Immanuel Church is a place of salvation for sinners, because Jesus is here. He defines the ground rules. After he had raised his friend Lazarus from death, Jesus said, “Unbind him, and let him go” (John 11:44). Only Jesus can raise the dead, but he tells us to unbind them and let them go. That is salvation, and that is what our city needs. That is the ministry the servant of the Lord has given us. And I can prove it. In Acts chapter 13 Paul and Barnabas quote Isaiah 49:6 and apply it to their own ministry. They said to their critics, “Since you thrust the gospel aside and judge yourselves unworthy of eternal life, behold, we are turning to the Gentiles. For so the Lord has commanded us, saying, ‘I have made you a light for the Gentiles, that you may bring salvation to the ends of the earth’” (Acts 13:46-47). Even so, the Lord has commanded us to carry on the ministry of Jesus. How? We too are the servants of the Lord. We have no other final reason for living. We too bring the light of the gospel, as we walk in the light. We too unbind people and let them go from everything that holds them back. Breaking loose and running free for Christ – that is his salvation, and that is our ministry. Back in chapter 42 the key word was “justice” – that wonderfully humane world that God intended. Now the key word in chapter 49 is “salvation” – a liberation from everything against us. That is Jesus. He is our open space, to run free for the first time in our lives.

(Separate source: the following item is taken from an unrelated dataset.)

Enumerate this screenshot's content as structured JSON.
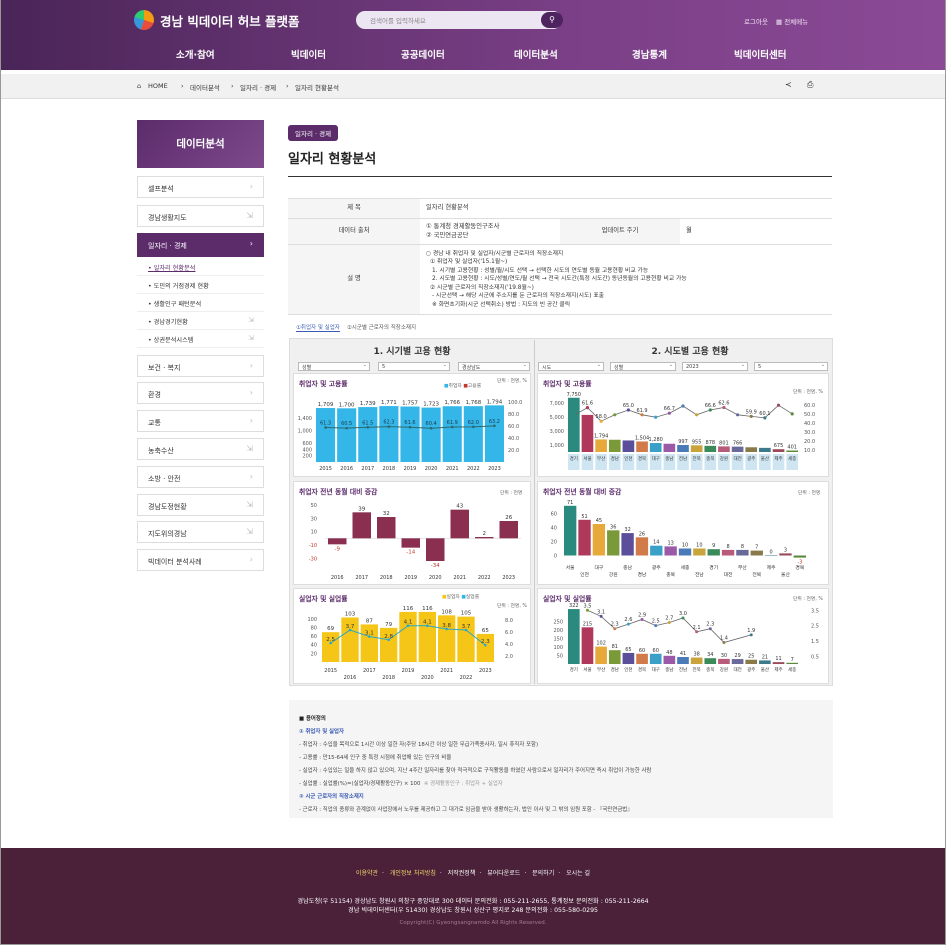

You must know there is a deep prejudice in your heart against God. But that dark feeling is lying to you. If you let it hold you back, it will deprive you of what you yourself long for in your own deepest intentions. So I want you to hear the gospel again. Jesus Christ is liberation, and he can free anyone, to the end of the earth. If you receive him with the empty hands of faith, he will give you space to think and grow and see things in a new way. He will be patient with you. He will forgive you. He will defend you. He will love you. He will correct you, but not by putting you under Sharia law or anything like that. He will correct you by winning your heart, by reasoning with you from the Scriptures, and by showing you his own example, which is beautiful. Every day you trust other saviors, which let you down and make you sad. Everywhere else you turn you have to wonder what the real agenda is. But Jesus declares himself openly and honestly here in Isaiah 49, he offers himself to you, and he has never failed anyone who turned to him in trust and prayed, “Set me free.”